Thursday, August 7, 2014

Struggles with Daniel 2

I am reading the Book of Daniel for my daily quiet time.  A few days ago, I was reading Daniel 2.

In Daniel 2, King Nebuchadnezzar of Babylon has a dream about a statue, which is made of various metals.  A stone from heaven shatters the statue, and the stone becomes a mountain filling the entire earth.

The Jew Daniel interprets that dream to the king and says that the statue represents the kingdom of Nebuchadnezzar and the kingdoms that will come after him.  In the days of these kings, Daniel says, God will set up a kingdom that will fill the earth.

I grew up on this vision, since the church of my upbringing emphasized Bible prophecy.  We were taught that the statue’s head of gold was Nebuchadnezzar, its silver breast and arms were Medo-Persia, its bronze thighs were Greece, its iron legs were Rome, and its feet of clay and iron were a revived Roman empire, which would be the Antichrist whom God would overthrow in our future.

Many biblical scholars have interpreted the statue differently.  They see the iron legs as Greece, not Rome, and the feet of iron and clay as the divided Greek empire after Alexander the Great died.  The idea is that the author of Daniel 2 (or someone who added things to Daniel 2) was expecting God to set up God’s kingdom in the days of the Diadachoi, the Greek successors to Alexander.

As I was reading Daniel 2, that scholarly interpretation was making sense to me.  V 44 says that God would set up God’s kingdom in the days of those kings.  What kings?  Could it be the kings whom the statue represents—-Babylon, the Medes and Persians, and Greece?  Was the author expecting God to intervene when these kingdoms were still around?  If so, how could we say that Daniel 2 is about God setting up God’s kingdom in our own future, when there is no more Babylonian empire, Medo or Persian empire, or Greek empire?

V 42 says that the iron-clay mix means that this particular human kingdom will be strong, yet brittle.  That applies to the Diadachoi: they were strong, yet not as strong as Alexander’s empire, since they were divided.  And v 43 says that the iron and clay will mix with each other by human seed, which the NRSV translates as marriage.  As the HarperCollins Study Bible note states, “The Ptolemies and Seleucids unsuccessfully sought peace and stability between themselves through intermarriage…”  Daniel 11:6-7, 17 appears to describe this very attempt.  Are the iron-clay feet that will be overthrown by God’s kingdom a revived Roman empire of the future?  Or are they Alexander’s successors in the past?  Did the person who wrote these passages in Daniel 2 expect for God to overthrow Alexander’s successors and to set up God’s kingdom, only for that not to happen?

Of course, what I am saying poses theological problems.  Is Daniel’s prophecy human (rather than divine) in origin and incorrect in its ultimate prediction?  I suppose one could try to rescue Daniel by saying that the Seleucids are a type of the Antichrist that will come, or something like that.  But does that work, or is it an artificial attempt to explain away difficulties?

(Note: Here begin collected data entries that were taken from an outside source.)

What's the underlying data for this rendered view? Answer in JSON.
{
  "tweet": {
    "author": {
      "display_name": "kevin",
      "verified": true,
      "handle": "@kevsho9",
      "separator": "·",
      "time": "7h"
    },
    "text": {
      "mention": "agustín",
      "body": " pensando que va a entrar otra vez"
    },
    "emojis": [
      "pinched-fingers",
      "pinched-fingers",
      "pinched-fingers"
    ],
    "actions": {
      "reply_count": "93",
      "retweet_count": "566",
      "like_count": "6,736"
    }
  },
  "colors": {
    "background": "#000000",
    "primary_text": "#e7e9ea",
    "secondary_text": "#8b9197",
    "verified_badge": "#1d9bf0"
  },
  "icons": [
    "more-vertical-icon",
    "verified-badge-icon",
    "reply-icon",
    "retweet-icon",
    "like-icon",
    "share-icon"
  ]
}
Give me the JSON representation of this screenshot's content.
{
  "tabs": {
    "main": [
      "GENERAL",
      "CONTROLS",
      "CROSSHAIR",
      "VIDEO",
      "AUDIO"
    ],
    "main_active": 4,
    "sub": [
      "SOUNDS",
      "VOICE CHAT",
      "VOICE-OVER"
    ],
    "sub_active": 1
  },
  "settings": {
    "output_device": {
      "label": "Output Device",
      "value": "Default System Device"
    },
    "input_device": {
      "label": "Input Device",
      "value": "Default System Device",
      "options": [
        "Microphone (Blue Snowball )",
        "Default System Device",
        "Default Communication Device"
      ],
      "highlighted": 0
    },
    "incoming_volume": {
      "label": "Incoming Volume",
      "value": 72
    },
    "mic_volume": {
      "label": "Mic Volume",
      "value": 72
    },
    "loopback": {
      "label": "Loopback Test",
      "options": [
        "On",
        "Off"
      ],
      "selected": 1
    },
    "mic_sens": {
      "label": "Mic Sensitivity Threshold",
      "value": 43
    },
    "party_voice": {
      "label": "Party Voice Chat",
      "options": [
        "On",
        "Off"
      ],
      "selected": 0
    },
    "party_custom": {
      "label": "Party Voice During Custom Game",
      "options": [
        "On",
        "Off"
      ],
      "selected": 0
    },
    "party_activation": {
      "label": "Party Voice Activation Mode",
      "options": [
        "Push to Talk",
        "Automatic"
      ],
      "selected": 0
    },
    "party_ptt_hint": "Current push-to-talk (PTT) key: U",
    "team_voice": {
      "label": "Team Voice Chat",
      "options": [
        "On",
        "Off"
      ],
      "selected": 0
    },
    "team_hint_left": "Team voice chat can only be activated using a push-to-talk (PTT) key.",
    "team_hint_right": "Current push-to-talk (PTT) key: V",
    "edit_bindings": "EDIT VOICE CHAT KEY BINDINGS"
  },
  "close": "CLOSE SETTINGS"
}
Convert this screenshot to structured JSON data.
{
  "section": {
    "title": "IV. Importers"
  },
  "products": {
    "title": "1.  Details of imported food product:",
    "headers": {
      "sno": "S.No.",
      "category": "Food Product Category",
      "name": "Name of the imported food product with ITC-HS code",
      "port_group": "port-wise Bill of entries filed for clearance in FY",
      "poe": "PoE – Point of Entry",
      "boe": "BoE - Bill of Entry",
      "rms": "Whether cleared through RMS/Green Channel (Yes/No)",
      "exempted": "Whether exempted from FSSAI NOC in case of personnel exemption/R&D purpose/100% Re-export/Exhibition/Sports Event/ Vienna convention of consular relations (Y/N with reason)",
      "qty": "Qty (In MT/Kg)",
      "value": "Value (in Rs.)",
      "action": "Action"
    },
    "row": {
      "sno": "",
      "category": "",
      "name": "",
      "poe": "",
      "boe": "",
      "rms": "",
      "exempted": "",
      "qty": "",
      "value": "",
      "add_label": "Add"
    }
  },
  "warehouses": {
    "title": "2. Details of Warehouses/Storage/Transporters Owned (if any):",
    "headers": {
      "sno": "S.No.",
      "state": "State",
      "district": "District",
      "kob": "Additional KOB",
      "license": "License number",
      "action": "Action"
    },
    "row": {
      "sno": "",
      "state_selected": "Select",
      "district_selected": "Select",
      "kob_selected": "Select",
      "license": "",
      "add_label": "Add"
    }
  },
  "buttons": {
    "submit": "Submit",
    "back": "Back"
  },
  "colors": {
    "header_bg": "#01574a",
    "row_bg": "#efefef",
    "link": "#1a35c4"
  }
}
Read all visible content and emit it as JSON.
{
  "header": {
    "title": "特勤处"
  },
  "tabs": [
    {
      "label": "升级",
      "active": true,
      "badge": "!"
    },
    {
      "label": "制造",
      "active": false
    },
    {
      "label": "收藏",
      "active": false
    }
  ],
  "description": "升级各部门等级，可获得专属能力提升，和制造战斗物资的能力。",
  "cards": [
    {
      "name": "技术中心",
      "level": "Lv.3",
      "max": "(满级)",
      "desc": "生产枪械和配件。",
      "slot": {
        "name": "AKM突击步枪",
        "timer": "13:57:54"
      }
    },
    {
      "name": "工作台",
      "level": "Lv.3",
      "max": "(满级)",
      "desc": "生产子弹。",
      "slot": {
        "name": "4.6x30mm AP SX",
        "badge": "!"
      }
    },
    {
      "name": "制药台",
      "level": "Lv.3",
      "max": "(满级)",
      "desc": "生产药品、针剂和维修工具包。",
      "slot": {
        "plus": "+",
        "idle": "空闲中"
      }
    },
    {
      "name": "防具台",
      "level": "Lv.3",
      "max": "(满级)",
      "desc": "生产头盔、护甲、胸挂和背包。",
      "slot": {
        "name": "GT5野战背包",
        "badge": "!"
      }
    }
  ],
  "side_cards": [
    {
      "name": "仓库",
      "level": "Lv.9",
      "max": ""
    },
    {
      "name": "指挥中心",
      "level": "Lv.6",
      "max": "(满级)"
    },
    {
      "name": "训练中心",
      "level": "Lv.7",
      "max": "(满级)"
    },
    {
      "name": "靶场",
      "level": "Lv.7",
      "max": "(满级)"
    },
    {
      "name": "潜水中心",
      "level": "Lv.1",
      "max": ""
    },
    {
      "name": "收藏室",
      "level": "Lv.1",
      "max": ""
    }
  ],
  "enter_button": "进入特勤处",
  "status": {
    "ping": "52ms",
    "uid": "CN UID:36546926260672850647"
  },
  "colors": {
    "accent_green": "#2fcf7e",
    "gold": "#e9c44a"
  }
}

How can I read Daniel from a religious perspective, then?  Well, I do respect how people in Daniel stand up for what they believe, notwithstanding threats and potentially life-threatening consequences.  I also believe in God, on account of people’s experiences that indicate to me that there is a spiritual world, and also some hope that I have that a God who created this world will one day fix it.  I can honor Daniel as an expression of that hope.